The M1 Air has forced me to completely re-evaluate my expectations for a laptop. But you wouldn’t be able to tell from just looking at it. Over the last five years, the display has gone from 2560-by-1600 at 300 nits to… 2560-by-1600 at 400 nits. Um, ok. The front-facing camera resolution has increased from 720p to… 720p. Well, that’s awkward, considering my 2020 iPad Air has a 1080p camera, and the M1 Air was conceivably designed during COVID. In fact, in many respects the machined alluminum M1 Air is indistinguishable from a MacBook Pro from half a decade ago. Looks can be deceiving.

Let’s start with perhaps the most magical part of the M1 experience: when I open the display, the laptop immediately turns on and is ready for my fingerprint. I can go from sleeping laptop to coding in a matter of seconds without sacrificing any battery performance. That sort of responsiveness is unheard of outside of always-on phones.

Apple-made apps like Mail and Calendar open almost instantly. Other apps typically open in one or two seconds. Even GoLand (a JetBrains IDE based on IntelliJ IDEA) can open a project in about seven seconds (from the time the app is opened to when the cursor shows up in the editor). That sort of speed used to be the domain of high-performance desktop computers with expensive, overclocked CPUs. Now it’s available for less than a thousand dollars in a commodity laptop.

Of course, being fast is nice, but it was not the reason I bought this laptop (even the old MacBook Pro was fast enough for my needs, and the Razer is not far behind the M1 Air in terms of raw performance). Since the dawn of man, people have asked: is it possible to use a laptop for day-to-day work without carrying around a charger? The answer is now: quite possibly.

I still anticipate carrying around a lightweight, 30W charger (about the size of Apple’s old 5W bricks) as a precaution. For most general use-cases, this laptop could easily go a full day (and possibly two) without needing to charge. It’s that good. The ARM architecture allows the laptop to use lower-power (and slower) cores for most background tasks which are not time-sensitive (e.g., refreshing email or checking the latest stock prices). That translates to almost zero battery drain when the laptop is asleep. Even when awake, the power draw feels closer to an iPad than to a laptop; I can spend half an hour in Safari and only lose one or two percent on battery.

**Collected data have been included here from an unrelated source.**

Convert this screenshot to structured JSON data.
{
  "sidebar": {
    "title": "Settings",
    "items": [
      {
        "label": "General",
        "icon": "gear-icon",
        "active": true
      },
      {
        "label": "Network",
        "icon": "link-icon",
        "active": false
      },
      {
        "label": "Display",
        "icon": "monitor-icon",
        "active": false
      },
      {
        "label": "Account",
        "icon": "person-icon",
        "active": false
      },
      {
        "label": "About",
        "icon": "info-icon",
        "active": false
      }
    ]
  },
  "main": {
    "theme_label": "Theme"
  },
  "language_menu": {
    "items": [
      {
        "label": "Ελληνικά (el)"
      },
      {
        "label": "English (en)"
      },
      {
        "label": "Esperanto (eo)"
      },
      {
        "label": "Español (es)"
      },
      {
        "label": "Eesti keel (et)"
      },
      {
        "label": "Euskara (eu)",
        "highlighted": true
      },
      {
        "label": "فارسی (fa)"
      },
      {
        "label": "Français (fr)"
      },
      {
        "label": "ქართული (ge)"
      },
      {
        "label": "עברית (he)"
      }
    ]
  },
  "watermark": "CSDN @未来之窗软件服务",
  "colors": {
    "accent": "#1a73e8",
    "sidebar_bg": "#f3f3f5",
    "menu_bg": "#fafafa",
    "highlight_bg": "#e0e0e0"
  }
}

I was further skeptical that a laptop with absolutely no active cooling would be able to sustain that sort of performance. Evidently, the all-aluminum chassis is a sufficiently large heatsink that even after an hour of use the laptop is not noticably warmer. Even when I link up the iPad as a second display using SideCar, the computer is not significantly taxed. Considering how hot my Stealth (and old MacBook) got just by opening Word, color me significantly impressed by Apple’s thermal design.

In terms of construction quality, only time can tell. If history is any indication, though, you can look forward to the next installment in Meyer’s laptop reviews sometime circa 2025.

All of the above is before you factor in the M1 chip’s ability to run iOS and iPadOS apps, semi-native emulated support for x86 programs, and the ecosystem of Apple products which integrate with macOS (like cross-device Messages). In summary, if you are looking for a new laptop, look no further. I look forward to seeing future generations with more quality-of-life improvements (like better cameras and possibly even FaceID).